Monday, January 21, 2013

Monk Parakeets in Suffolk County, NY

So I have a soft spot for Monk Parakeets.  I know that they are an introduced species, and perhaps don't belong here, but I like to think that they are filling the 'Gap in Nature' left when we drove the native Carolina Parakeet to extinction.  It's a bit of a stretch I know but it somehow feels right that a parakeet is slowly colonizing the NorthEast US, even if the local power companies are doing their best to thwart them by taking down the nests on utility poles.

Growing up in the UK, I have a respect and affection for introduced birds which there at least have a robust and fascinating pedigree associated with aristocratic Victorian collector-naturalists, and tied to a swashbuckling generation of adventurers discovering the wildlife of the world's wild places.  As a young birder, tracking down a Golden Pheasant in the rhododendron forests of Norfolk, or watching Mandarin Ducks on the oak-lined streams near my home in Wales, was 'almost' as exciting as really going to China (a trip I couldn't afford until many years later).  I also still vividly remember seeing my first Rose-ringed Parakeet at a park in Margate, Kent and the being literally stunned by this amazing bird in such an ordinary suburban setting.  While recent history of some of our introductions in the US may not be quite as glamorous, and even if our parakeets came from a bunch of little old ladies not closing their bird-cage doors properly, I still like the fact that New York has parakeets.

Monk Parakeet (3 shots)
Today I spent a little time looking for a Monk Parakeet in Suffolk County, New York.  This species is pretty well established in the New York City area - easy to find in Brooklyn, and widespread in Queens, Nassau, and a few other nearby counties.  In Suffolk though they are confined to the Western edge of the county, and typically live in areas that I don't tend to bird all that much.  I had directions from Ken Feustel to a nest behind the a retail store in Babylon Village, and actually managed to find the nest pretty quickly, but unfortunately it was empty at the time.  So I kept pushing West based on another tip and, as I was driving through Lindenhurst I saw a parakeet on a wire outside a strip mall.
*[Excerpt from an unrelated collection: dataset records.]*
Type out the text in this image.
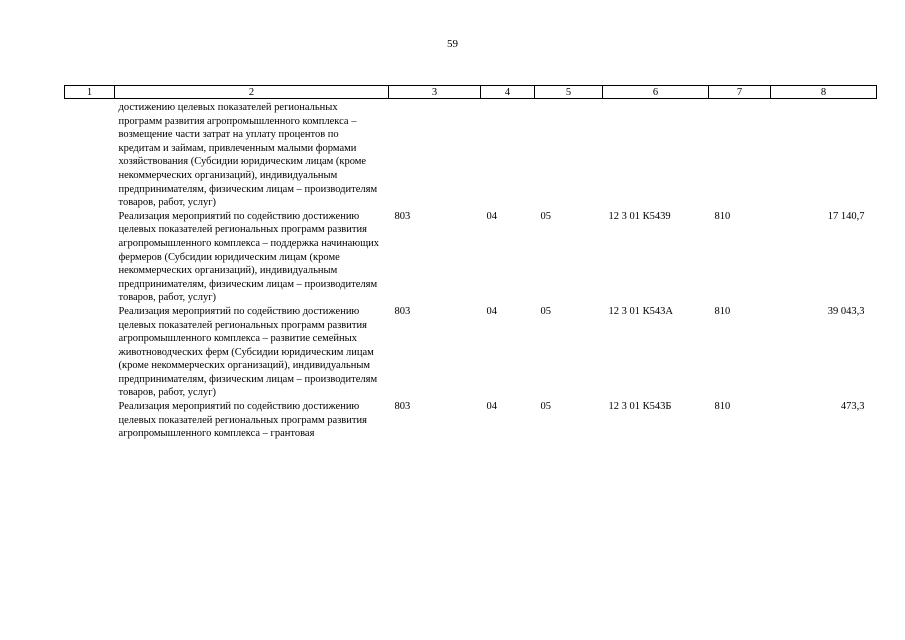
59
1	2	3	4	5	6	7	8
	достижению целевых показателей региональных программ развития агропромышленного комплекса – возмещение части затрат на уплату процентов по кредитам и займам, привлеченным малыми формами хозяйствования (Субсидии юридическим лицам (кроме некоммерческих организаций), индивидуальным предпринимателям, физическим лицам – производителям товаров, работ, услуг)						
	Реализация мероприятий по содействию достижению целевых показателей региональных программ развития агропромышленного комплекса – поддержка начинающих фермеров (Субсидии юридическим лицам (кроме некоммерческих организаций), индивидуальным предпринимателям, физическим лицам – производителям товаров, работ, услуг)	803	04	05	12 3 01 К5439	810	17 140,7
	Реализация мероприятий по содействию достижению целевых показателей региональных программ развития агропромышленного комплекса – развитие семейных животноводческих ферм (Субсидии юридическим лицам (кроме некоммерческих организаций), индивидуальным предпринимателям, физическим лицам – производителям товаров, работ, услуг)	803	04	05	12 3 01 К543А	810	39 043,3
	Реализация мероприятий по содействию достижению целевых показателей региональных программ развития агропромышленного комплекса – грантовая	803	04	05	12 3 01 К543Б	810	473,3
Finding a place to do a (legal) U-turn, I got back and pulled into a nearby parking lot.  A single parakeet was sitting outside the nest but as I walked up under the pole a few more heads began to poke out of the various nest-holes.  I was aware that as I was taking photographs, I was very much being watched by the parakeets up above.  A few minutes later however the parakeets switched their attention to something on the other side of the nest and suddenly nine birds flew out and dipped quickly into some trees behind the mall.  Scanning around me I saw a Cooper's Hawk slip by but was surprised that they would abandon the safety of the nest when there was a predator in the area.  Perhaps its safer to be on the wing when there's a hawk about.

When I got back I posted an image on Facebook and got a reply from Donna Schulman who said that parakeets in Queens are finding innovative places in which to nest, now that the utility companies have removed many of their existing nest structures.  I hope they can find a way to make it because I really like having them around.